Page 22: Kebijakan Moneter

Mekanisme bekerjanya perubahan BI Rate sampai mempengaruhi inflasi tersebut

sering disebut sebagai mekanisme transmisi kebijakan moneter.  Mekanisme ini

menggambarkan tindakan Bank Indonesia melalui perubahan-perubahan instrumen moneter

dan target operasionalnya mempengaruhi berbagai variable ekonomi dan keuangan sebelum

akhirnya berpengaruh ke tujuan akhir inflasi. Mekanisme tersebut terjadi melalui interaksi

antara Bank Sentral, perbankan dan sektor keuangan, serta sektor riil. Perubahan BI Rate

mempengaruhi inflasi melalui berbagai jalur, diantaranya jalur suku bunga, jalur kredit, jalur

nilai tukar, jalur harga aset, dan jalur ekspektasi.
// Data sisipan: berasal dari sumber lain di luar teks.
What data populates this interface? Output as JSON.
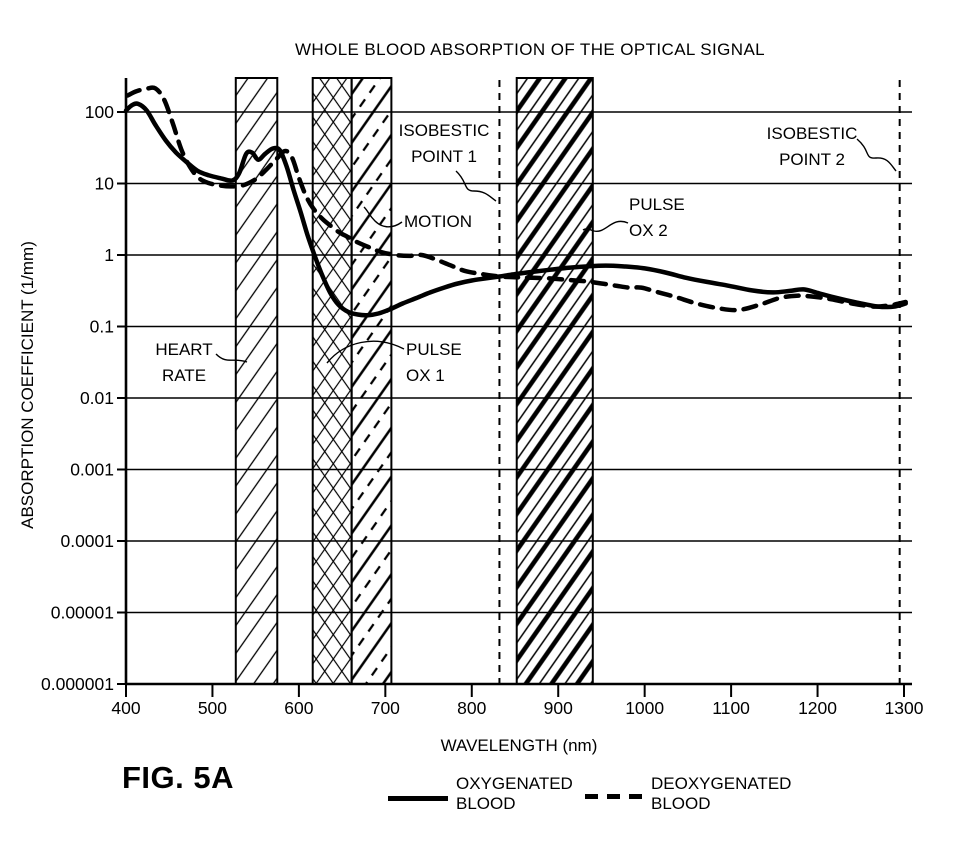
{
  "title": "WHOLE BLOOD ABSORPTION OF THE OPTICAL SIGNAL",
  "fig_label": "FIG. 5A",
  "axes": {
    "x_label": "WAVELENGTH (nm)",
    "y_label": "ABSORPTION COEFFICIENT (1/mm)",
    "x_ticks": [
      400,
      500,
      600,
      700,
      800,
      900,
      1000,
      1100,
      1200,
      1300
    ],
    "y_ticks": [
      "100",
      "10",
      "1",
      "0.1",
      "0.01",
      "0.001",
      "0.0001",
      "0.00001",
      "0.000001"
    ]
  },
  "annotations": {
    "heart_rate": "HEART\nRATE",
    "pulse_ox_1": "PULSE\nOX 1",
    "motion": "MOTION",
    "isobestic_1": "ISOBESTIC\nPOINT 1",
    "pulse_ox_2": "PULSE\nOX 2",
    "isobestic_2": "ISOBESTIC\nPOINT 2"
  },
  "legend": {
    "oxygenated": "OXYGENATED\nBLOOD",
    "deoxygenated": "DEOXYGENATED\nBLOOD"
  },
  "colors": {
    "ink": "#000000",
    "background": "#ffffff"
  },
  "chart_data": {
    "type": "line",
    "title": "WHOLE BLOOD ABSORPTION OF THE OPTICAL SIGNAL",
    "xlabel": "WAVELENGTH (nm)",
    "ylabel": "ABSORPTION COEFFICIENT (1/mm)",
    "x_range": [
      400,
      1300
    ],
    "y_scale": "log",
    "y_range": [
      1e-06,
      300
    ],
    "grid": "horizontal-decades",
    "legend_position": "below",
    "series": [
      {
        "name": "OXYGENATED BLOOD",
        "style": "solid",
        "points": [
          [
            400,
            105
          ],
          [
            407,
            125
          ],
          [
            414,
            130
          ],
          [
            424,
            105
          ],
          [
            434,
            66
          ],
          [
            446,
            40
          ],
          [
            458,
            27
          ],
          [
            470,
            20
          ],
          [
            483,
            15
          ],
          [
            496,
            13
          ],
          [
            510,
            11.8
          ],
          [
            523,
            11
          ],
          [
            531,
            14
          ],
          [
            539,
            26
          ],
          [
            546,
            27
          ],
          [
            553,
            21.5
          ],
          [
            561,
            26
          ],
          [
            570,
            31
          ],
          [
            578,
            29
          ],
          [
            586,
            17
          ],
          [
            594,
            8
          ],
          [
            602,
            4
          ],
          [
            610,
            1.9
          ],
          [
            618,
            1.0
          ],
          [
            627,
            0.52
          ],
          [
            636,
            0.3
          ],
          [
            646,
            0.2
          ],
          [
            657,
            0.16
          ],
          [
            668,
            0.147
          ],
          [
            680,
            0.144
          ],
          [
            692,
            0.152
          ],
          [
            706,
            0.175
          ],
          [
            720,
            0.21
          ],
          [
            736,
            0.25
          ],
          [
            752,
            0.3
          ],
          [
            768,
            0.35
          ],
          [
            784,
            0.4
          ],
          [
            800,
            0.44
          ],
          [
            816,
            0.47
          ],
          [
            832,
            0.5
          ],
          [
            850,
            0.54
          ],
          [
            870,
            0.58
          ],
          [
            890,
            0.62
          ],
          [
            910,
            0.66
          ],
          [
            932,
            0.69
          ],
          [
            955,
            0.71
          ],
          [
            978,
            0.69
          ],
          [
            1000,
            0.65
          ],
          [
            1024,
            0.57
          ],
          [
            1048,
            0.48
          ],
          [
            1072,
            0.42
          ],
          [
            1098,
            0.37
          ],
          [
            1124,
            0.32
          ],
          [
            1148,
            0.3
          ],
          [
            1168,
            0.315
          ],
          [
            1184,
            0.33
          ],
          [
            1202,
            0.29
          ],
          [
            1222,
            0.25
          ],
          [
            1246,
            0.215
          ],
          [
            1270,
            0.19
          ],
          [
            1288,
            0.19
          ],
          [
            1302,
            0.21
          ]
        ]
      },
      {
        "name": "DEOXYGENATED BLOOD",
        "style": "dashed",
        "points": [
          [
            402,
            170
          ],
          [
            412,
            195
          ],
          [
            424,
            212
          ],
          [
            434,
            214
          ],
          [
            444,
            150
          ],
          [
            454,
            70
          ],
          [
            464,
            30
          ],
          [
            474,
            17
          ],
          [
            484,
            12
          ],
          [
            495,
            10.2
          ],
          [
            508,
            9.4
          ],
          [
            522,
            9.1
          ],
          [
            536,
            9.5
          ],
          [
            550,
            11.5
          ],
          [
            562,
            15.5
          ],
          [
            574,
            22
          ],
          [
            584,
            28.5
          ],
          [
            592,
            23
          ],
          [
            600,
            12
          ],
          [
            608,
            6.8
          ],
          [
            616,
            4.6
          ],
          [
            626,
            3.3
          ],
          [
            636,
            2.6
          ],
          [
            646,
            2.1
          ],
          [
            656,
            1.8
          ],
          [
            668,
            1.5
          ],
          [
            682,
            1.27
          ],
          [
            695,
            1.1
          ],
          [
            712,
            1.0
          ],
          [
            728,
            0.97
          ],
          [
            742,
            1.0
          ],
          [
            758,
            0.87
          ],
          [
            775,
            0.72
          ],
          [
            792,
            0.6
          ],
          [
            812,
            0.54
          ],
          [
            832,
            0.5
          ],
          [
            850,
            0.49
          ],
          [
            870,
            0.48
          ],
          [
            890,
            0.47
          ],
          [
            910,
            0.45
          ],
          [
            930,
            0.43
          ],
          [
            950,
            0.4
          ],
          [
            968,
            0.37
          ],
          [
            982,
            0.35
          ],
          [
            996,
            0.35
          ],
          [
            1012,
            0.31
          ],
          [
            1035,
            0.26
          ],
          [
            1060,
            0.21
          ],
          [
            1085,
            0.18
          ],
          [
            1108,
            0.17
          ],
          [
            1132,
            0.2
          ],
          [
            1156,
            0.25
          ],
          [
            1176,
            0.27
          ],
          [
            1196,
            0.26
          ],
          [
            1216,
            0.24
          ],
          [
            1240,
            0.21
          ],
          [
            1266,
            0.19
          ],
          [
            1286,
            0.2
          ],
          [
            1302,
            0.22
          ]
        ]
      }
    ],
    "bands": [
      {
        "name": "HEART RATE",
        "from_nm": 527,
        "to_nm": 575,
        "hatch": "diagonal"
      },
      {
        "name": "PULSE OX 1",
        "from_nm": 616,
        "to_nm": 661,
        "hatch": "crosshatch"
      },
      {
        "name": "MOTION",
        "from_nm": 661,
        "to_nm": 707,
        "hatch": "diagonal-dashed"
      },
      {
        "name": "PULSE OX 2",
        "from_nm": 852,
        "to_nm": 940,
        "hatch": "diagonal-heavy"
      }
    ],
    "vlines": [
      {
        "name": "ISOBESTIC POINT 1",
        "nm": 832,
        "style": "dashed"
      },
      {
        "name": "ISOBESTIC POINT 2",
        "nm": 1295,
        "style": "dashed"
      }
    ]
  }
}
Pada jalur suku bunga, perubahan BI Rate mempengaruhi suku bunga deposito dan

suku bunga kredit perbankan.  Apabila perekonomian sedang mengalami kelesuan, Bank

Indonesia dapat menggunakan kebijakan moneter yang ekspansif melalui penurunan suku

bunga untuk mendorong aktifitas ekonomi.  Penurunan suku bunga BI Rate menurunkan suku

bunga kredit sehingga permintaan akan kredit dari perusahaan dan rumah tangga akan

meningkat.  Penurunan suku bunga kredit juga akan menurunkan biaya modal perusahaan

untuk melakukan investasi.  Ini semua akan meningkatkan aktifitas konsumsi dan investasi

sehingga aktifitas perekonomian semakin bergairah.  Sebaliknya, apabila tekanan inflasi

mengalami kenaikan, Bank Indonesia merespon dengan menaikkan suku bunga BI Rate untuk

mengerem aktifitas perekonomian yang terlalu cepat sehingga mengurangi tekanan inflasi.   
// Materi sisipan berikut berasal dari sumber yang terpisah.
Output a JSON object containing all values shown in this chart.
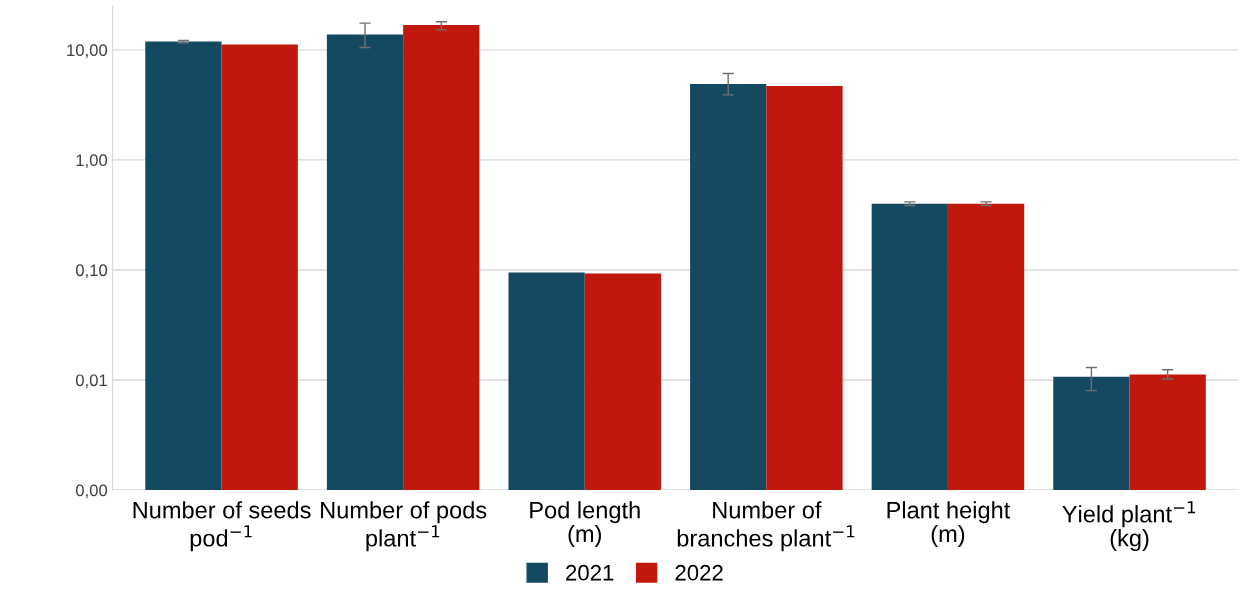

Perubahan suku bunga BI Rate juga dapat mempengaruhi nilai tukar.  Mekanisme ini

sering disebut jalur nilai tukar.  Kenaikan BI Rate, sebagai contoh, akan mendorong kenaikan

selisih antara suku bunga di Indonesia dengan suku bunga luar negeri.  Dengan melebarnya

selisih suku bunga tersebut mendorong investor asing untuk menanamkan modal ke dalam

instrument-instrumen keuangan di Indonesia seperti SBI karena mereka akan mendapatkan

22

Page 23: Kebijakan Moneter

tingkat  pengembalian yang lebih tinggi.  Aliran modal masuk asing ini pada gilirannya akan

mendorong apresiasi nilai tukar Rupiah. Apresiasi Rupiah mengakibatkan harga barang impor

lebih murah dan barang ekspor kita di luar negeri menjadi lebih mahal atau kurang kompetitif

sehingga akan mendorong impor dan mengurangi ekspor.  Turunnya net ekspor ini akan

berdampak pada menurunnya pertumbuhan ekonomi dan kegiatan perekonomian.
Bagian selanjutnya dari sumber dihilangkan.